What goes into creating the world of the book and musical on film?

Russell Crowe as Inspector Javert in Tom Hooper's adaptation. Courtesy Universal Pictures
Powered by automated translation

Aptly enough for a film set in 19th-century revolutionary France, adapting the classic stage musical Les Misérables for the big screen was like planning a military campaign. Each department was a vast operation. "We know for sure that we dressed 4,500 people," says Paco Delgado, the film's Spanish costume designer. "There was a point when I didn't know the names of some of my team because every day we'd incorporate new members and it took me a week to learn their names."

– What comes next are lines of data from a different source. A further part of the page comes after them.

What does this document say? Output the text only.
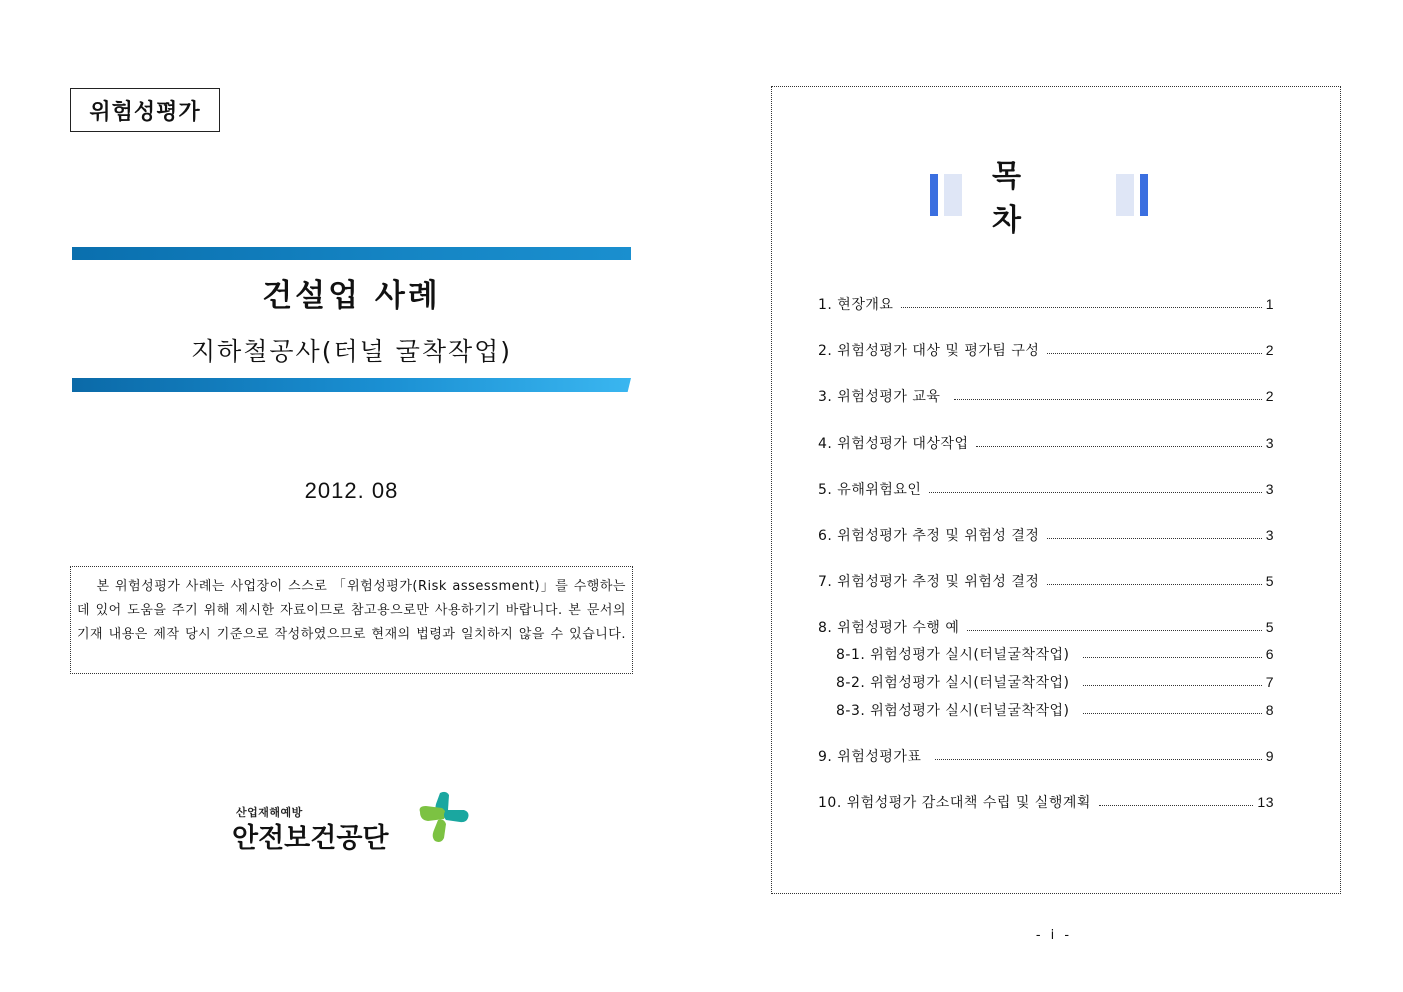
위험성평가
건설업 사례
지하철공사(터널 굴착작업)
2012. 08
본 위험성평가 사례는 사업장이 스스로 「위험성평가(Risk assessment)」를 수행하는 데 있어 도움을 주기 위해 제시한 자료이므로 참고용으로만 사용하기기 바랍니다. 본 문서의 기재 내용은 제작 당시 기준으로 작성하였으므로 현재의 법령과 일치하지 않을 수 있습니다.
산업재해예방
안전보건공단
목 차
1. 현장개요	1
2. 위험성평가 대상 및 평가팀 구성	2
3. 위험성평가 교육	2
4. 위험성평가 대상작업	3
5. 유해위험요인	3
6. 위험성평가 추정 및 위험성 결정	3
7. 위험성평가 추정 및 위험성 결정	5
8. 위험성평가 수행 예	5
8-1. 위험성평가 실시(터널굴착작업)	6
8-2. 위험성평가 실시(터널굴착작업)	7
8-3. 위험성평가 실시(터널굴착작업)	8
9. 위험성평가표	9
10. 위험성평가 감소대책 수립 및 실행계획	13
- i -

Equally exacting was the task faced by the production designer Eve Stewart, who previously worked with the director Tom Hooper on his Oscar-winning film The King's Speech.

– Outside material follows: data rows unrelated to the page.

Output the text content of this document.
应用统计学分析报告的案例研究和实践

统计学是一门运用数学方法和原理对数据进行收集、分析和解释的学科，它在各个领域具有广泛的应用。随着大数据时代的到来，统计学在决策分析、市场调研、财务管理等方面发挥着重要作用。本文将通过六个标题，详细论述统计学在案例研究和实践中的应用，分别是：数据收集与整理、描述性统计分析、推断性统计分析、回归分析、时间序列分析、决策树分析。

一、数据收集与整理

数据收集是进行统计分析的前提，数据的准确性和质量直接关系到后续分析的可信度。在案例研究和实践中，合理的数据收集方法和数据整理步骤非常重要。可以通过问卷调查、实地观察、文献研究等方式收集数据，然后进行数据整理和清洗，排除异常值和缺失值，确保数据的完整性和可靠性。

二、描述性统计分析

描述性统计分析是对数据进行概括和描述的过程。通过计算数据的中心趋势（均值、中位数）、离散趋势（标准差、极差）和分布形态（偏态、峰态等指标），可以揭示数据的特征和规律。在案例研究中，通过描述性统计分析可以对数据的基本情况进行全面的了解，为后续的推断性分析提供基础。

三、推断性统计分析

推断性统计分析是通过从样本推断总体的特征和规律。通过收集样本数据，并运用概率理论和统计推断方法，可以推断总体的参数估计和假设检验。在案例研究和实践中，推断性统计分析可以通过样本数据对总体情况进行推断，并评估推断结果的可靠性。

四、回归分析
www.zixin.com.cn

"The biggest problem we found was conjuring up Paris of the 1830s," she says. She drew from photographs by Charles Marville as well as maps and surveys of the period to piece together what the city looked like 180 years ago.

Shot almost entirely at London's Pinewood Studios, the film required Stewart to recreate everything from the sewers to the harbour, and she and Hooper were keen to ensure maximum realism. "It was real seaweed we shipped down from Scotland, and it was real sand," she says. "The set was slightly too big for the studio, and Tom thought it was quite good that when we had the doors open, it got really chilly. It was very atmospheric, with these poor women in the freezing, slimy sand, with the stinking fish from our market."

While Stewart and Delgado also took inspiration from painters such as Eugène Delacroix, the biggest source was Victor Hugo's 1862 novel. "He made descriptions about everything - what they were eating, what they were wearing, what quality of clothes they had," says Delgado. "We had an insight into the story as if we were listening to a person who was there." This attention to detail, according to Stewart, proved crucial to the actors. "It gave them an extra level of misery."